Le Café Politique

Parce que le citoyen doit penser pour être libre !
  • Article

  Sarko, l’Américain

mercredi 5 décembre 2007, par François-Xavier Barandiaran

Le laps de temps qui nous sépare de l’élection présidentielle est trop court pour définir de façon définitive quelle sera la politique de la France, mais il nous permet, néanmoins, de pointer les lignes de rupture, d’inflexions nouvelles et de continuité par rapport à la période chiraquienne. Le « non » des français au projet de Constitution européenne avait paralysé le Président Chirac dans sa politique vis-à-vis de l’Europe. Faisant fi de la volonté majoritaire des français, le Président Sarkozy a rebondi aussitôt après son élection pour s’attribuer le mérite de remettre en marche le train de l’Europe, en proposant le fameux « mini traité simplifié » qui a été adopté par les 27 chefs d’Etat à Lisbonne et qui doit être ratifié par tous les pays européens dans les mois à venir. Ce traité, qui n’est ni mini ni simplifié, fait rentrer par la fenêtre ce que les français et les néerlandais avaient jeté par la porte en 2005 : en effet, il n’a de cesse de bâtir une Europe mercantile et financière, enterrant le rêve d’une Europe populaire et sociale, voulue par les citoyens, seul chemin pour aboutir un jour à une Europe politique. D’où la nécessité de consulter à nouveau les citoyens au moyen d’un référendum !

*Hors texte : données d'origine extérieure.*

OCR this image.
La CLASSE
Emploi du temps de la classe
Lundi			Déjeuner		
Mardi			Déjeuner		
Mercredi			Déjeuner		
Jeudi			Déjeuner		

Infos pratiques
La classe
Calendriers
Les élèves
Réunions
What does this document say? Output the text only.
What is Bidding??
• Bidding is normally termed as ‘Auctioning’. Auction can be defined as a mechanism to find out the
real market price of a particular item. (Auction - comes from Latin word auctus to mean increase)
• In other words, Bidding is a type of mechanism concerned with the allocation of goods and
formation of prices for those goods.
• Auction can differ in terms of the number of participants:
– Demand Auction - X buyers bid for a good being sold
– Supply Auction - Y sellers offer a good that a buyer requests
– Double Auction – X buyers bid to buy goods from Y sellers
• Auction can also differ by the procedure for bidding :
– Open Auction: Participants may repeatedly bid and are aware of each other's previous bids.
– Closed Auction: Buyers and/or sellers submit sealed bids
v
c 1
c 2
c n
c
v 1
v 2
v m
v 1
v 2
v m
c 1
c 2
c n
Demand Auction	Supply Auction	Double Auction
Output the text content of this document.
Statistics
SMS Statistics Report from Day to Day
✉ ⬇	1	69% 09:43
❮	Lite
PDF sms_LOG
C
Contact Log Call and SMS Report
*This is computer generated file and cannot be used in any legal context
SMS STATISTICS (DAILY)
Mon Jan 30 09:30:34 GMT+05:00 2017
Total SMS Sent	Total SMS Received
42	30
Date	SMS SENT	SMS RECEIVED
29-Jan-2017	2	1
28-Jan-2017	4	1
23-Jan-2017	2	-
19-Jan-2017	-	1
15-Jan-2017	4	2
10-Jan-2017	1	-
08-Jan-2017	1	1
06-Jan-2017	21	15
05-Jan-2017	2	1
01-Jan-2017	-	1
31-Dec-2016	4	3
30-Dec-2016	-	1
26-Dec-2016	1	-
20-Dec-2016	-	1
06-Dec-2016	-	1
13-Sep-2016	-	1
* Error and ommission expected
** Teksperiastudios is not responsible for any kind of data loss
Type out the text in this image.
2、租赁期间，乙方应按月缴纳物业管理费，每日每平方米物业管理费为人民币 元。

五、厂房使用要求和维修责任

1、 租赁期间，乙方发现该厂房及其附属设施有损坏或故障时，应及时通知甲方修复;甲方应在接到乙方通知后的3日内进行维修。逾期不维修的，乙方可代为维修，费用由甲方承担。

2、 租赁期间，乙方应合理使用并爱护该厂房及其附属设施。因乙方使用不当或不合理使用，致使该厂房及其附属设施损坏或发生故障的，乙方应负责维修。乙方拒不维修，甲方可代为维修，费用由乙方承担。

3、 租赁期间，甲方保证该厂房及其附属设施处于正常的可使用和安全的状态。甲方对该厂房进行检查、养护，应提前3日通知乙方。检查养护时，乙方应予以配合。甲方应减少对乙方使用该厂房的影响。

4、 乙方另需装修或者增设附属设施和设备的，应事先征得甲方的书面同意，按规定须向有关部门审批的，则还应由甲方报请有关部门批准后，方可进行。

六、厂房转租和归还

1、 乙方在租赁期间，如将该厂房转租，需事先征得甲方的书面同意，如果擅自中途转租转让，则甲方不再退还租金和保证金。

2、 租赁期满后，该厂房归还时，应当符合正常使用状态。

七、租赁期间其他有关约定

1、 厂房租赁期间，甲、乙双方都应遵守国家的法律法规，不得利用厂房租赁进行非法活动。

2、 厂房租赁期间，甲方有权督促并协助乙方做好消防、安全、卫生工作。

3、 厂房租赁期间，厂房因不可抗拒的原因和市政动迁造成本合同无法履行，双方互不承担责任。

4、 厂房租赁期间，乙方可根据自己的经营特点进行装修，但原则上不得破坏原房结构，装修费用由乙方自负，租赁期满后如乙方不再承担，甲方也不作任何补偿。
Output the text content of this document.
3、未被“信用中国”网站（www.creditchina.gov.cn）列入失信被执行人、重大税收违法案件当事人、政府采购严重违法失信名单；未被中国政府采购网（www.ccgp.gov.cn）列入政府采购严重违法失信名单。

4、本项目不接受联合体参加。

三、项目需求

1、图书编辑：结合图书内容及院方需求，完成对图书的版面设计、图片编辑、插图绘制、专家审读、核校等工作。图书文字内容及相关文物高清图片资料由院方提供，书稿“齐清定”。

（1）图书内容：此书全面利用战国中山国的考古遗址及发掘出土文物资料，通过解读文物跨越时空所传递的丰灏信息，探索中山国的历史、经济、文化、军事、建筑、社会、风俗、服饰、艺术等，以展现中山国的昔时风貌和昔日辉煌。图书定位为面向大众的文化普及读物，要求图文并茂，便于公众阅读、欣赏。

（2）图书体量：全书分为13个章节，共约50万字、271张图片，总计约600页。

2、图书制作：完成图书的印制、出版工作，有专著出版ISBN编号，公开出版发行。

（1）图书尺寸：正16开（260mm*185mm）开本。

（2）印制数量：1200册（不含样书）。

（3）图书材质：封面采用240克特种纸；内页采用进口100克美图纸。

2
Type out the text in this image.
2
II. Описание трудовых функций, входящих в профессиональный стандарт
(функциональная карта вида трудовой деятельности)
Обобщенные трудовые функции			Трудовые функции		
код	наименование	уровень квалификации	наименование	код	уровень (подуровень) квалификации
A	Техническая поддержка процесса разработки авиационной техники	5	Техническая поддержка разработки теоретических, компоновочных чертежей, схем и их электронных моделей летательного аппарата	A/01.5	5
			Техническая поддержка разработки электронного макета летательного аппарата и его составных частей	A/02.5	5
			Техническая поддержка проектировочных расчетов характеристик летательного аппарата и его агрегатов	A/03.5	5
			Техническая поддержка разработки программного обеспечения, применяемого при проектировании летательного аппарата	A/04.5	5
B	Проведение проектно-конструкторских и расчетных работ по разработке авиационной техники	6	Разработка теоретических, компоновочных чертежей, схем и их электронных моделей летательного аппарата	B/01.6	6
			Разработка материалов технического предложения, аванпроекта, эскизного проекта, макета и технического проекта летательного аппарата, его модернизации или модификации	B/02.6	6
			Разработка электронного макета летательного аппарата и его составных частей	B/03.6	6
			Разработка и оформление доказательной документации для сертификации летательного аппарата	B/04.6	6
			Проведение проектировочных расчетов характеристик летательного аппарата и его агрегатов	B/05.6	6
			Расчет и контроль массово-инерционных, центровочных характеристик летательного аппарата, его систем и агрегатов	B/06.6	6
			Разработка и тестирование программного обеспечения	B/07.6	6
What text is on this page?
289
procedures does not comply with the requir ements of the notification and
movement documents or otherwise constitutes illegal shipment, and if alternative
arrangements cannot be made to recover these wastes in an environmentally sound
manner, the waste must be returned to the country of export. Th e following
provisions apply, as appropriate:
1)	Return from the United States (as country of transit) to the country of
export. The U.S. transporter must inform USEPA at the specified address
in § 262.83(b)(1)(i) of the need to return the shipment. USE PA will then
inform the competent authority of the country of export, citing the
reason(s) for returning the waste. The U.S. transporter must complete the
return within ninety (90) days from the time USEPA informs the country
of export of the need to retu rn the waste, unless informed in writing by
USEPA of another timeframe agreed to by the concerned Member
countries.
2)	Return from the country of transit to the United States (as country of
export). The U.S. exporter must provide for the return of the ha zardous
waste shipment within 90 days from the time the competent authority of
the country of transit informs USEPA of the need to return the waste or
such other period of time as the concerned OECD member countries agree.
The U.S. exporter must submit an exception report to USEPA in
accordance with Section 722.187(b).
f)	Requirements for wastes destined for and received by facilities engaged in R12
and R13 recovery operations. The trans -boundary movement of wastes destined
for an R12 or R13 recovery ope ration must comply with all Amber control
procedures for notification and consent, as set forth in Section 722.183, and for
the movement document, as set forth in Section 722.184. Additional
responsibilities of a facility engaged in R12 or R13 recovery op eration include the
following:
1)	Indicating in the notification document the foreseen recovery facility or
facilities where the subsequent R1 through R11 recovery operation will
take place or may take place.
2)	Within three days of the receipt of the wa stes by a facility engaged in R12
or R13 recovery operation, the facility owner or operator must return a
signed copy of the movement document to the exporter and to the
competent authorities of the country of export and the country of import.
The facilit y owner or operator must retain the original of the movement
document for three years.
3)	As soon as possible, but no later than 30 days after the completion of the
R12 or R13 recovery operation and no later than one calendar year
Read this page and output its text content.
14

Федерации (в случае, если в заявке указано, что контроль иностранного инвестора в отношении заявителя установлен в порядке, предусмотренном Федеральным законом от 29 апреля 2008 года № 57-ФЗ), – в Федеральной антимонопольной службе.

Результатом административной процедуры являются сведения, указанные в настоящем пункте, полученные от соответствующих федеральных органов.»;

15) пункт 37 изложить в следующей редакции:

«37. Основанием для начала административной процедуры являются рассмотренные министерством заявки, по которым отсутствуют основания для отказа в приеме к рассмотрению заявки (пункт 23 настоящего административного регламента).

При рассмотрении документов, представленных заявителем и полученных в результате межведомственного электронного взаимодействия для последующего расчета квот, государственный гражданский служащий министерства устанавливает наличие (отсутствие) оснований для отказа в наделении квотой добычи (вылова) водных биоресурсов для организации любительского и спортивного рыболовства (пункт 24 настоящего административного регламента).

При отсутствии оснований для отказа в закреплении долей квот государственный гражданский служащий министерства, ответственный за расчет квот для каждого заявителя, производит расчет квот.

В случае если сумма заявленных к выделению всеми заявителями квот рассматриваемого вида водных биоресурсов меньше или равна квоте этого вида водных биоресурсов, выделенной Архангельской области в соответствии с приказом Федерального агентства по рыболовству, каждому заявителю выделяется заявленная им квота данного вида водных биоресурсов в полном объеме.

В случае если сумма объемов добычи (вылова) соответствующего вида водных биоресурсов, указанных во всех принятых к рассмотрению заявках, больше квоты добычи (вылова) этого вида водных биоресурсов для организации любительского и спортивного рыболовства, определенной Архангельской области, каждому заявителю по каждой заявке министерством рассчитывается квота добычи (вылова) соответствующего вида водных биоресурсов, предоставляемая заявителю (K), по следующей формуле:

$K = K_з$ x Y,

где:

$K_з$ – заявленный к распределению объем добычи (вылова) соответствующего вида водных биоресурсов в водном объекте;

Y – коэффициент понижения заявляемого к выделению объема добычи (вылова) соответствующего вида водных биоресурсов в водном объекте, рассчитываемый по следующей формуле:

A la différence de Chirac, qui avait créé son axe anti-guerre en Irak sur l’appui de la Russie, Sarkozy n’est pas un ami de Poutine. Pendant la campagne électorale, il avait même annoncé haut et fort sa résolution de dire ses quatre vérités au nouveau Tsar de Russie sur les droits de l’homme et les atrocités de la guerre en Tchétchénie. Mais, lors de sa récente visite au Kremlin, il s’est contenté seulement de quelques remarques courtoises ! Et le voyage qu’il vient d’effectuer en Chine a prouvé, s’il en était besoin, que les considérations de réalisme économique – et écologiques, c’est nouveau !- l’emportent aisément sur les remarques de droit-de-l’hommisme et de respect des droits des peuples, dont se targuent les démocraties occidentales. Certes, Sarkozy y est allé un peu plus loin que Chirac, en demandant publiquement au président Hu Jintao d’accomplir « des progrès supplémentaires » dans le respect des droits de l’homme, mais ses critiques étaient en robées de tellement de compliments !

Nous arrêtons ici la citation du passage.